• goblin •
gahb-lin • Hear it!
Part of Speech: Noun
Meaning: Grotesque, evil folkloric creature.
Notes: We have our choice of adjectives meaning "like goblins": goblined or goblinesque. Goblinism is the belief that goblins really do exist. A hobgoblin is less frightening than a goblin, so it is often used amusingly.
In Play: We meet this word in fairy tales and in conversations with people who believe in such: "Marygrove bought a house with a basement that the neighbor said was home for several ghouls and goblins." Otherwise, it may be used figuratively to refer to the evils goblins are supposed to express: "Wall Street continues to be infested with the goblins of all financial institutions: volatility, inflation, recession, and so on and on."
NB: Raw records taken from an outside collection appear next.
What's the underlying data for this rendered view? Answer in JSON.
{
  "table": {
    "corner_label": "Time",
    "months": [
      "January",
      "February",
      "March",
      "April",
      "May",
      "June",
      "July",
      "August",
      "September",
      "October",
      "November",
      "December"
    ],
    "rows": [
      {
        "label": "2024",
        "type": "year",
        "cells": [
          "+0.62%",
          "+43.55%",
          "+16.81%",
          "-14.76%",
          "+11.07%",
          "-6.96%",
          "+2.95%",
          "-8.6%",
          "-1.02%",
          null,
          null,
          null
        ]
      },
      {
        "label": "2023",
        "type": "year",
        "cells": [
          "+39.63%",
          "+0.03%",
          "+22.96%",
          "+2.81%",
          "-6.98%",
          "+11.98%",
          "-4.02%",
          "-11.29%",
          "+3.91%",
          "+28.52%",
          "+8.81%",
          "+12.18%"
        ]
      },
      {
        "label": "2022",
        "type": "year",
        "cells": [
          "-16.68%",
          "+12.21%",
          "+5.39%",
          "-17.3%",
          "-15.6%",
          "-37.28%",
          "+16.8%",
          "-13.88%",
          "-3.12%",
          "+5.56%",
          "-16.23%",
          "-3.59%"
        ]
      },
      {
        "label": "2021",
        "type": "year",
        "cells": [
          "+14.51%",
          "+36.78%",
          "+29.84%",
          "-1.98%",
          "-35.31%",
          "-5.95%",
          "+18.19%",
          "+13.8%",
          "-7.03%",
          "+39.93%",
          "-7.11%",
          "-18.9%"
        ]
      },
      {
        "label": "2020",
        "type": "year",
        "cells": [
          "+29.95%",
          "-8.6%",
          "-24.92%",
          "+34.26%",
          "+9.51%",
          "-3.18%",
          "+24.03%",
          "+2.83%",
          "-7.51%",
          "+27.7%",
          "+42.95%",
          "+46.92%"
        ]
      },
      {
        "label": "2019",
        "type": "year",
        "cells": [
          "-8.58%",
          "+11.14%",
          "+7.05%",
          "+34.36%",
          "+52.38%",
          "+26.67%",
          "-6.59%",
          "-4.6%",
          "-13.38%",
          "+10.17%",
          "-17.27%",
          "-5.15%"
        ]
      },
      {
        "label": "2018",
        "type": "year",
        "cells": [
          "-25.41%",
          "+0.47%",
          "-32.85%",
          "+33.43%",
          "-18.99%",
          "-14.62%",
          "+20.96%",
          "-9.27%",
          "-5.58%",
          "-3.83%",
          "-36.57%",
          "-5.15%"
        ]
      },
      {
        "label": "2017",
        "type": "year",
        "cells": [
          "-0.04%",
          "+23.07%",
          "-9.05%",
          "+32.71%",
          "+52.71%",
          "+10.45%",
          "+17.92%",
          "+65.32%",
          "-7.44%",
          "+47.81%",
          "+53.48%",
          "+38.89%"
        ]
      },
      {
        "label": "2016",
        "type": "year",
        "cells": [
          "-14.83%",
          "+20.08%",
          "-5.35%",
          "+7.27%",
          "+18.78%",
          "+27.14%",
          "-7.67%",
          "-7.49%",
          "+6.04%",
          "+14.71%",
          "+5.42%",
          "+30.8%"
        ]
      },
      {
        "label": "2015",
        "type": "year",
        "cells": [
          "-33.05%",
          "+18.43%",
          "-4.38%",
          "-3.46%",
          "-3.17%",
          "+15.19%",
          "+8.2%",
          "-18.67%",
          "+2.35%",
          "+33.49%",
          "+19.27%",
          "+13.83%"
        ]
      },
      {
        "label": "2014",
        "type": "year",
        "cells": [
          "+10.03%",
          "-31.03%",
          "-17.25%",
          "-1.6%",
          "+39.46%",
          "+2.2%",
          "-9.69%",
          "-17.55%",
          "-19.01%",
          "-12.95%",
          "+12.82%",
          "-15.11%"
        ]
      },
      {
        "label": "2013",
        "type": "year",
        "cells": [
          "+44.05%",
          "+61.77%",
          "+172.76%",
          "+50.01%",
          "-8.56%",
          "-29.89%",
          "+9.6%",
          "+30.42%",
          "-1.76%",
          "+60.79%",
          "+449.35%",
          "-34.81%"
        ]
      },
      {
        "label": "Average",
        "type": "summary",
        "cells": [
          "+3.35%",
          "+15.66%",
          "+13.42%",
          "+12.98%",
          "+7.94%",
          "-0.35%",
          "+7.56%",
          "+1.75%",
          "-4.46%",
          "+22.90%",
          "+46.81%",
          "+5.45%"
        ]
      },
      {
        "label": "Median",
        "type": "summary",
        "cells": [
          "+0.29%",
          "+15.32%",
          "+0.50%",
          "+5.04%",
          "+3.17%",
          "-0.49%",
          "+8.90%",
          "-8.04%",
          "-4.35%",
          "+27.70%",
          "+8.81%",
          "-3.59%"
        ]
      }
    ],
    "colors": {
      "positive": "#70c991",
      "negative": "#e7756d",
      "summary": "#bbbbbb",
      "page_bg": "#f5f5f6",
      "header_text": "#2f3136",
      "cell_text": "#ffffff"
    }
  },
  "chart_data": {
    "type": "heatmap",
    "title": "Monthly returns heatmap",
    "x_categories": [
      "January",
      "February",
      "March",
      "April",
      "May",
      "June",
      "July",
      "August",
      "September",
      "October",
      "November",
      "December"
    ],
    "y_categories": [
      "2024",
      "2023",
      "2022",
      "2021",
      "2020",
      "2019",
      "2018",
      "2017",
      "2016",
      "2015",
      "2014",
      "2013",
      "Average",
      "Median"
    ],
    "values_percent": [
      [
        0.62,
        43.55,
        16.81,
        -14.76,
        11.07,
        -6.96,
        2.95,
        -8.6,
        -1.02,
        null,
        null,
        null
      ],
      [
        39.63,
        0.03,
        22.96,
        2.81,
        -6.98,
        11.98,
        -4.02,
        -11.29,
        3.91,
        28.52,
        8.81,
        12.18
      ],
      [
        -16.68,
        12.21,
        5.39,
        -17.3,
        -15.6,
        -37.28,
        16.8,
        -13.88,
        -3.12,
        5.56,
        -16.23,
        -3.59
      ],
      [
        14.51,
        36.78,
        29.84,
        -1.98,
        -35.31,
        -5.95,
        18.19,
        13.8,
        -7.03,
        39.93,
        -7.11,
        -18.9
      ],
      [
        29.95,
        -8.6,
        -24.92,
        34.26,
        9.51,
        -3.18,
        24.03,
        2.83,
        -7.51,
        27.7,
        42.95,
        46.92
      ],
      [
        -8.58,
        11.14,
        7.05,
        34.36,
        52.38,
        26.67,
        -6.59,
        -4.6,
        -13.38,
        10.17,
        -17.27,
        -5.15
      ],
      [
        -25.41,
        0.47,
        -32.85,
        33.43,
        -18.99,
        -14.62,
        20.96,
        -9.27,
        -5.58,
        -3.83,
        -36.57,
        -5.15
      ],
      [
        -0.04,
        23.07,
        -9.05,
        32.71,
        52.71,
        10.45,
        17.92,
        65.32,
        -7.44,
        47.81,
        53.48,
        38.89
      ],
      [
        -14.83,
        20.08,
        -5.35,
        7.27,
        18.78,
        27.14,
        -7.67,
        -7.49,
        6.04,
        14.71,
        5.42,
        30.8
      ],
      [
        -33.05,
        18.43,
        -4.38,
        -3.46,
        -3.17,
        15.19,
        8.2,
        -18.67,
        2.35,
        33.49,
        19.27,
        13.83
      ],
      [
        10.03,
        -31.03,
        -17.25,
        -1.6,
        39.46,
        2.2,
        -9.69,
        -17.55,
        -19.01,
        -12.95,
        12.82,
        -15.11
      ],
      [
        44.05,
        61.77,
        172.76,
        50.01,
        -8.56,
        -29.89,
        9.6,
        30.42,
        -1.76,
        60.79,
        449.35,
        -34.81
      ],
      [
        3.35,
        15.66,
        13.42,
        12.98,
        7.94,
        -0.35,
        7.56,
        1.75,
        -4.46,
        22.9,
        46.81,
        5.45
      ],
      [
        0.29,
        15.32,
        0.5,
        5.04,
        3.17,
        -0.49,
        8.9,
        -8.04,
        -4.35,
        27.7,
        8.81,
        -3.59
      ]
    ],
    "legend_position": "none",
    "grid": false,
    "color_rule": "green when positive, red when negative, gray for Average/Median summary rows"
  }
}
Word History: The origin of today's Good Word remains a mystery. In Middle English it was gobelin, so speculation has it that the word taken from Old French where it is still very much alive today. That would have come from a post-Classical Latin word, cobalus or covalus "demon", which was borrowed from Greek kobalos "goblin", a word originally meaning "rogue, knave" + French -in, a suffix denoting a member of a group. This trail ends up in Greek, though. The suffix -in is more easily traced: French finally feminized it as -ine after Latin -ina and Greek -ine. It probably originated in the PIE word en "in", source of Albanian në "in", Latin in "in", English in, Greek en "in", Russian v(n) "in(to)",and Armenian i "in" (from the original in). (Now, lest the goblins get us, a word or two of gratitude to Ana Jung, who noticed the omission of today's mysterious Good Word from our dictionary and shared her concern with us.)